This development was, perhaps, inevitable. Like the directors of all good horror films, politicians clearly recognised that gorier really is better when it comes to rousing public support.


And, like dutiful lambs to the slaughter, we have followed their directive. Flocking to pub corners, keyboards, and pre-eminent student publications, we have fed the rhetoric of the ‘evil politician’. We have, I’m afraid to admit, sunk to their level.


But our politicians are not evil. They were elected by thousands if not millions of voters — they must have displayed some degree of humanity to have won the hearts of constituents.


More to the point, Westminster is a vast, bureaucratic machine; by channelling the blame for political failures onto a single individual, voters are losing sight of the bigger picture. I’d be the first to concur that Boris Johnson was a hugely flawed Prime Minister, while the sheer irony of Liz Truss’s latest publication, Ten Years to Save the West, might be funny if her fifty-day premiership hadn’t condemned the UK to a cost-of-living and inflation crisis. Yet very few policies offer direct reflections of an individual’s beliefs, and suggesting that they do is a convenient, politically lazy way for politicians to gain support.

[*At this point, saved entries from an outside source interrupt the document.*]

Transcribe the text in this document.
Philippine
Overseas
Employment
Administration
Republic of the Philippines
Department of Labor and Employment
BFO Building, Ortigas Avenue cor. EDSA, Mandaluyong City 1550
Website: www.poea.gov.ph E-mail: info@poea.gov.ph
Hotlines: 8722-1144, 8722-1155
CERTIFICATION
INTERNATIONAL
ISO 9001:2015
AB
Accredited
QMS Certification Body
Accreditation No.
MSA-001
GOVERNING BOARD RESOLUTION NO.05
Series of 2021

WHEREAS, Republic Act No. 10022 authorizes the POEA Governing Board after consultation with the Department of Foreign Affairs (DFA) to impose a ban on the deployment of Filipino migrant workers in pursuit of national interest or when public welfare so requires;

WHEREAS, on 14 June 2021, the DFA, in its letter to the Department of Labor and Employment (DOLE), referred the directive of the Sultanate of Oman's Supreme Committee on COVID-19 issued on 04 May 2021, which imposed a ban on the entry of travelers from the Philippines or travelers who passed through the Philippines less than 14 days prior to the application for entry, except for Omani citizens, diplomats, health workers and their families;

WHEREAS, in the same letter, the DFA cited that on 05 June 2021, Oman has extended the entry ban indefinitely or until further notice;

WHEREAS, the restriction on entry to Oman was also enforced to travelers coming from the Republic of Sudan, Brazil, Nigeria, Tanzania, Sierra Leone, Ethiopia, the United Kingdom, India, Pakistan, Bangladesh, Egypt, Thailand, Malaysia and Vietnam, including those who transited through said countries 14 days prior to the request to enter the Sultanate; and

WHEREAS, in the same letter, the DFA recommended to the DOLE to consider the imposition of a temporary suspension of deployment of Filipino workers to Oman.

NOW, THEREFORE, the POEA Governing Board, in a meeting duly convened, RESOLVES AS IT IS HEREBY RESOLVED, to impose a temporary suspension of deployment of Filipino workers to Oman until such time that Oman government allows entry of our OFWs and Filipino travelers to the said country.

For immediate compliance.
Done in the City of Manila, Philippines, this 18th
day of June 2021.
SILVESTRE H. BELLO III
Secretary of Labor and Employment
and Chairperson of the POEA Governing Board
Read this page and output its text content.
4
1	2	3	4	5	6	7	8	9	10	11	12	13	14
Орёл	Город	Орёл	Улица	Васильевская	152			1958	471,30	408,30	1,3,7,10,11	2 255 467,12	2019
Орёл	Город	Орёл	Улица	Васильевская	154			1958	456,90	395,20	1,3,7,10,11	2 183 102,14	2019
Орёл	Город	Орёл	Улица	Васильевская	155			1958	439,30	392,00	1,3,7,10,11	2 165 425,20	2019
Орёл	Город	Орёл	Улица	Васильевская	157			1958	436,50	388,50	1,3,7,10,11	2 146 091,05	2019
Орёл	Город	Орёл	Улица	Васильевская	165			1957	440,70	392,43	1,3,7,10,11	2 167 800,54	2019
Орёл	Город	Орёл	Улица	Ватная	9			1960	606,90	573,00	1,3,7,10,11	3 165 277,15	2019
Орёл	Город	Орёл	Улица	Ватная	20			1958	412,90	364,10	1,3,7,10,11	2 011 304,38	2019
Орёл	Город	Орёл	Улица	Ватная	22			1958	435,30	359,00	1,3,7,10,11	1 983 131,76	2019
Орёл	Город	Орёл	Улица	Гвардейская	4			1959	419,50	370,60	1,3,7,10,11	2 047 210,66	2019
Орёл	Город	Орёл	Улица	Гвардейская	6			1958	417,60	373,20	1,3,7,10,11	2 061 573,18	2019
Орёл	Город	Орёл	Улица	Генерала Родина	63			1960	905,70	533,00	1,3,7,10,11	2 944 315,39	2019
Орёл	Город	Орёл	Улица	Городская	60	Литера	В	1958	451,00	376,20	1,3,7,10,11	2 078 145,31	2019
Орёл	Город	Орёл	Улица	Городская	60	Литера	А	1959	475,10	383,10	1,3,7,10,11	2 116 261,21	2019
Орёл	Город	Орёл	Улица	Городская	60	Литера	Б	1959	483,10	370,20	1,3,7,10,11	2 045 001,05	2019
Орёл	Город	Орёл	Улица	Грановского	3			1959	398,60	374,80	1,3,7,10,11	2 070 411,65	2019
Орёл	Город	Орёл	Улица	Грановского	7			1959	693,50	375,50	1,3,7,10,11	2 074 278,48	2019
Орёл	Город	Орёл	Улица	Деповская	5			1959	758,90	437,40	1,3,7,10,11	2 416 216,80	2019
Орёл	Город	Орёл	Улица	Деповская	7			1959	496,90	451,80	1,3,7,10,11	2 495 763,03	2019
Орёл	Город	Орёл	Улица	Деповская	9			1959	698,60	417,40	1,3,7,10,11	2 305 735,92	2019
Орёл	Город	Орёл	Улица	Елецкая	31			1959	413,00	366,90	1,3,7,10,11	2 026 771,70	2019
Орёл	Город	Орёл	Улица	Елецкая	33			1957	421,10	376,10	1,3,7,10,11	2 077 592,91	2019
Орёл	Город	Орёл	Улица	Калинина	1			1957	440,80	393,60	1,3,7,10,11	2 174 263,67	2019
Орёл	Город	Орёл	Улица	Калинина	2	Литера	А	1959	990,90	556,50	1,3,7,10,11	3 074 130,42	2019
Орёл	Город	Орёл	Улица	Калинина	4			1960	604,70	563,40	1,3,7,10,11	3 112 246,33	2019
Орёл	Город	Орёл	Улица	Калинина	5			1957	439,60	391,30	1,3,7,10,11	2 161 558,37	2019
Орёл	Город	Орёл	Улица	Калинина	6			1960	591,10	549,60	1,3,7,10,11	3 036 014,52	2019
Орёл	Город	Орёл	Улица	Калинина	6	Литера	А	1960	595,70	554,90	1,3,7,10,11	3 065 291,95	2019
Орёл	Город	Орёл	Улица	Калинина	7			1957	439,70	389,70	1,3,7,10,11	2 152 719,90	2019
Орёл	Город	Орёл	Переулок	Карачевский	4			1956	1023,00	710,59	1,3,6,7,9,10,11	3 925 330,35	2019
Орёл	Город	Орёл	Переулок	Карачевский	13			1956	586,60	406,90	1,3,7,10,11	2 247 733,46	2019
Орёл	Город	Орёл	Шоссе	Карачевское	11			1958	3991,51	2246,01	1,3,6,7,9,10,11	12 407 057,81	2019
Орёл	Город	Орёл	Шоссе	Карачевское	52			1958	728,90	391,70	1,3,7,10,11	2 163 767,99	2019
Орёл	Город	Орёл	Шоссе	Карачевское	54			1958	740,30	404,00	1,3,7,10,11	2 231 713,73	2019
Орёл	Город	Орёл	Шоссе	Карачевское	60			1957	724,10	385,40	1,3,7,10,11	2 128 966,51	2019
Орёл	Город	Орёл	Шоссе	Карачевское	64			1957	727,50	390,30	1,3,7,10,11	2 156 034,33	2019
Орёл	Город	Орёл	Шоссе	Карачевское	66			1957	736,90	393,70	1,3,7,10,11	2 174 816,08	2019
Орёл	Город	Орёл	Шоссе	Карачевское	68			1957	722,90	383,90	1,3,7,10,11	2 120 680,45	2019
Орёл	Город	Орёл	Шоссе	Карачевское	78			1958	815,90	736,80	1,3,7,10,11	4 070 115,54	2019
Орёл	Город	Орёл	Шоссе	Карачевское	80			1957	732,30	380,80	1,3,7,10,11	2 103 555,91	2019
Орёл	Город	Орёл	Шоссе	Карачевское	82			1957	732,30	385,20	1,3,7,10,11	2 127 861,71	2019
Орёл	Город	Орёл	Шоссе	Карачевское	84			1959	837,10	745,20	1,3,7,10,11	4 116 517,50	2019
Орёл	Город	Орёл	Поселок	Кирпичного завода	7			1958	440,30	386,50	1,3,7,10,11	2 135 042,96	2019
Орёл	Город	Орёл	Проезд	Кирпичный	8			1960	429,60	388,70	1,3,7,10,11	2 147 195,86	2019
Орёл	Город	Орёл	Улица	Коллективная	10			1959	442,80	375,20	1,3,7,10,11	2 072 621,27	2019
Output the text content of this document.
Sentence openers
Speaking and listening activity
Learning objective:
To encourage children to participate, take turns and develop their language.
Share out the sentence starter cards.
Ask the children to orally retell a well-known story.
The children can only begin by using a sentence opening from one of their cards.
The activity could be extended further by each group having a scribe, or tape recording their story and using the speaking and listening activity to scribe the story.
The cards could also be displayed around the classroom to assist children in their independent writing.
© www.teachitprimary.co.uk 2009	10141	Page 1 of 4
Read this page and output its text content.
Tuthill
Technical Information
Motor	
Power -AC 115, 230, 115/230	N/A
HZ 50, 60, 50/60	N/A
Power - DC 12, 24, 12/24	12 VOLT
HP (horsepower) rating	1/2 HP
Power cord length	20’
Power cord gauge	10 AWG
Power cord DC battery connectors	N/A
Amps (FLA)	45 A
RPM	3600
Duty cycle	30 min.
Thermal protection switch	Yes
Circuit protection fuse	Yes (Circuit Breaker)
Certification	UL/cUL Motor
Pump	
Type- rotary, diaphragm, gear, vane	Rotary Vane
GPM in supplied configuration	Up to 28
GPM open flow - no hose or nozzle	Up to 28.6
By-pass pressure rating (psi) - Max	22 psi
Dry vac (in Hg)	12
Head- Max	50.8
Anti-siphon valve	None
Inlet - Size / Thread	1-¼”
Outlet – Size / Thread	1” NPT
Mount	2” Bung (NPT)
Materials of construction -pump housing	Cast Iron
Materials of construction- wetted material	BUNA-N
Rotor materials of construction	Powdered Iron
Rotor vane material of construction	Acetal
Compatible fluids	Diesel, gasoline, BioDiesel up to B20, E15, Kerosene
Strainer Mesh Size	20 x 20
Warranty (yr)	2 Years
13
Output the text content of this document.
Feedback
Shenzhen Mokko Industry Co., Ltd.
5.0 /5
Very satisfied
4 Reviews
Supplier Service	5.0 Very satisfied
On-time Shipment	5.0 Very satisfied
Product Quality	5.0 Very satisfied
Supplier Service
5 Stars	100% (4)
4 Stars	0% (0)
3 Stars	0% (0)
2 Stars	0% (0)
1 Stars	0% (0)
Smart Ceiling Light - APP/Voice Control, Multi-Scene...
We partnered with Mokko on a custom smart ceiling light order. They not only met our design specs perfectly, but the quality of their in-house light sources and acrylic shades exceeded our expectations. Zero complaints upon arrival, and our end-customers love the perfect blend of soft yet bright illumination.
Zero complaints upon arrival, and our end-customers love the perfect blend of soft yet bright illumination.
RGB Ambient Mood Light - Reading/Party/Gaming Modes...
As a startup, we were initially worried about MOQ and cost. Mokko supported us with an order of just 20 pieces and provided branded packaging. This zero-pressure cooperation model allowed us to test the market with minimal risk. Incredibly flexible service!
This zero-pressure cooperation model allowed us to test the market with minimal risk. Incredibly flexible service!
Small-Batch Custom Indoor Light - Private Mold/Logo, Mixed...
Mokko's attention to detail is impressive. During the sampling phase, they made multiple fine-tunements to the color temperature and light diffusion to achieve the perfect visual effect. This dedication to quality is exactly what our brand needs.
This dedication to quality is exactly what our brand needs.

Crucially, the tactic has reduced the space for conversation, compromise, or constructive action. In 2023, a Labour campaign suggested Rishi Sunak personally believed that adults convicted of sexual assault should escape prison sentences. Political allegiances aside, this is clearly untrue; the basis of Sunak’s policies had far more to do with — admittedly objectionable — funding cuts to the police, judiciary, and court system. Yet the campaign appealed to a voting public that views politicians in moralising, polarised terms.


Misled by this ‘good versus evil’ paradigm, which implies that individuals can single-handedly resolve systemic issues, voters increasingly view ‘moderation’ in disdainful terms. Policies are valued on the strength of the conviction with which they are held, rather than their inherent credibility. The term ‘U-Turn’ has developed pejorative connotations, discouraging politicians from changing their minds for fear of losing support.


Correspondingly, centre-ground thinkers have been pushed out by the headline-grabbing, persuasive rhetoric of more radical alternatives. Take Suella Braverman: few had heard of ‘Suella Fernandes’ when she first came to government in 2005. Yet, in recent years, her inflammatory comments — many of which would curl the toenails of the most xenophobic Brexiteer — have made her a household name and leadership contender.


Herein lies the great irony. In pitching politics as an apocalyptic, moral battle, politicians have re-captured the attention of a distracted voting public. Simultaneously, their polarising rhetoric has bred politicians who project increasingly ‘evil’, headline-grabbing personas. Only if voters refuse to sink to their level can we regain the nuances of effective government. Occasionally, mundane ‘Victoria sponge’ politics is exactly what our country needs.